Is there a ray of hope?

Only a sliver. It was important that TWIA got reinsurance that attached at a low value.  That appears to have happened.  But that (still expensive) reinsurance will do limited good if TWIA can’t sell its bonds after a storm to raise cash. If not, there will be a large gap between TWIA cash and the reinsurance. Maybe we will learn something about that possibility soon.  One of the many problems with post-event bonds as a vehicle for catastrophic risk transfer, however, is that you can’t tell for sure whether you will have enough money to pay claims until those dark days following the catastrophe.

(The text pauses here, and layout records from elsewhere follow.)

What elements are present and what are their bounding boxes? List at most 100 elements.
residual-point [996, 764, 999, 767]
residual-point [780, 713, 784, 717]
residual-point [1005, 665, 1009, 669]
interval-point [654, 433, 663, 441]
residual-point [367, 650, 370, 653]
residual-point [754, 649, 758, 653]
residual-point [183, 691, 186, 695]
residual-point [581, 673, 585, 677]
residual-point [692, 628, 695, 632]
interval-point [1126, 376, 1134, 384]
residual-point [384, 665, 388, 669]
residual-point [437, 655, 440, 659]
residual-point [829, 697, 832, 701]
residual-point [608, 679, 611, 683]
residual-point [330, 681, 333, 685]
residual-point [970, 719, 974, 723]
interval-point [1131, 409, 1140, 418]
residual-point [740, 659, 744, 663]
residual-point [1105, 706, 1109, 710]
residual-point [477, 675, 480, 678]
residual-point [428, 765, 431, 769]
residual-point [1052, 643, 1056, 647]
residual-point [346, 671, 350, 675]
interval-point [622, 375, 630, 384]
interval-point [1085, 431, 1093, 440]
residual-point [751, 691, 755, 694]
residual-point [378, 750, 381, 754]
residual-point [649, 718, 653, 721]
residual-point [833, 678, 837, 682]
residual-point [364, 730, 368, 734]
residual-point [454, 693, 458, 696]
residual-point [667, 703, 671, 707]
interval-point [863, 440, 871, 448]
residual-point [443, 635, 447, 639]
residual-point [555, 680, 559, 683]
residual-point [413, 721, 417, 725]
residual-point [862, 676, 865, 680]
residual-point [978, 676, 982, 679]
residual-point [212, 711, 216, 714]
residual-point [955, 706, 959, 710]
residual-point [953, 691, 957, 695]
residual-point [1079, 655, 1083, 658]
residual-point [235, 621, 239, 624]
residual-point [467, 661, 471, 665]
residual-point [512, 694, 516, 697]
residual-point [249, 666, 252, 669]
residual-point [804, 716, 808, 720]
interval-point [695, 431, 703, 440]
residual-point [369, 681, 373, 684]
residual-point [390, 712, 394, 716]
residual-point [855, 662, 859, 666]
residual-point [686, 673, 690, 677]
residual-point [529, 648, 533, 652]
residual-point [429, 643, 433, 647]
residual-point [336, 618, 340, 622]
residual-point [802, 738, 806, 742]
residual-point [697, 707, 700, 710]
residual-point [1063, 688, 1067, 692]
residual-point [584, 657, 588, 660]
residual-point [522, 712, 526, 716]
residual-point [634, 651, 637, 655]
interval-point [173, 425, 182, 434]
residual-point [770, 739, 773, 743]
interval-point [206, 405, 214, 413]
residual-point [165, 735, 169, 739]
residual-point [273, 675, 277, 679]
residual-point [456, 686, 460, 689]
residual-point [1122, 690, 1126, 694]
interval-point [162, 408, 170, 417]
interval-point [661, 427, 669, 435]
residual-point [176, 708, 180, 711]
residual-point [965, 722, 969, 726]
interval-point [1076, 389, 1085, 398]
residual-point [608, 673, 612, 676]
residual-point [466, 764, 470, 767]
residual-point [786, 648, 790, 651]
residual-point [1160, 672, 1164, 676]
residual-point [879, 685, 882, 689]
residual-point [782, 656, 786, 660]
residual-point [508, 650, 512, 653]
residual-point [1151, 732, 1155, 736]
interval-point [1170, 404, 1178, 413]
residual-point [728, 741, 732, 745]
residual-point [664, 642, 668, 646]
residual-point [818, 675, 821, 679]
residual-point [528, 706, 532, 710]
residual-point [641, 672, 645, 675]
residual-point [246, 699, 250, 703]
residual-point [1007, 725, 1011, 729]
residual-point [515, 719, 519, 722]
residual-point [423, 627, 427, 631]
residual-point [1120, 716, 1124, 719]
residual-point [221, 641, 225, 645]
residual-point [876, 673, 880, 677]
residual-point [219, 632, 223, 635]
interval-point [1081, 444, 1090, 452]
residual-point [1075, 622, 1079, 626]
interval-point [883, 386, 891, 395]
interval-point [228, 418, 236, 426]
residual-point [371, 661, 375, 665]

Good news: TWIA looks to have reinsurance for this summer

According to industry publication The Insurance Insider, TWIA has secured the rights to $1 billion in reinsurance attaching at $1.7 billion.  TWIA also has the option of instead obtaining a larger $1.25 billion in reinsurance but with a higher $2.2 billion attachment point.  Both policies apparently cost about the same, likely around $100 million or about 23% of TWIA’s available cash. Purchase of the reinsurance, while helping to protect the struggling state-sponsored insurer for this summer, will, however, reduce TWIA’s ability to increase its internal Catastrophe Reserve Trust Fund. Purchase will thus keep Texas’ largest coastal windstorm nsurer dependent on this expensive form of protection.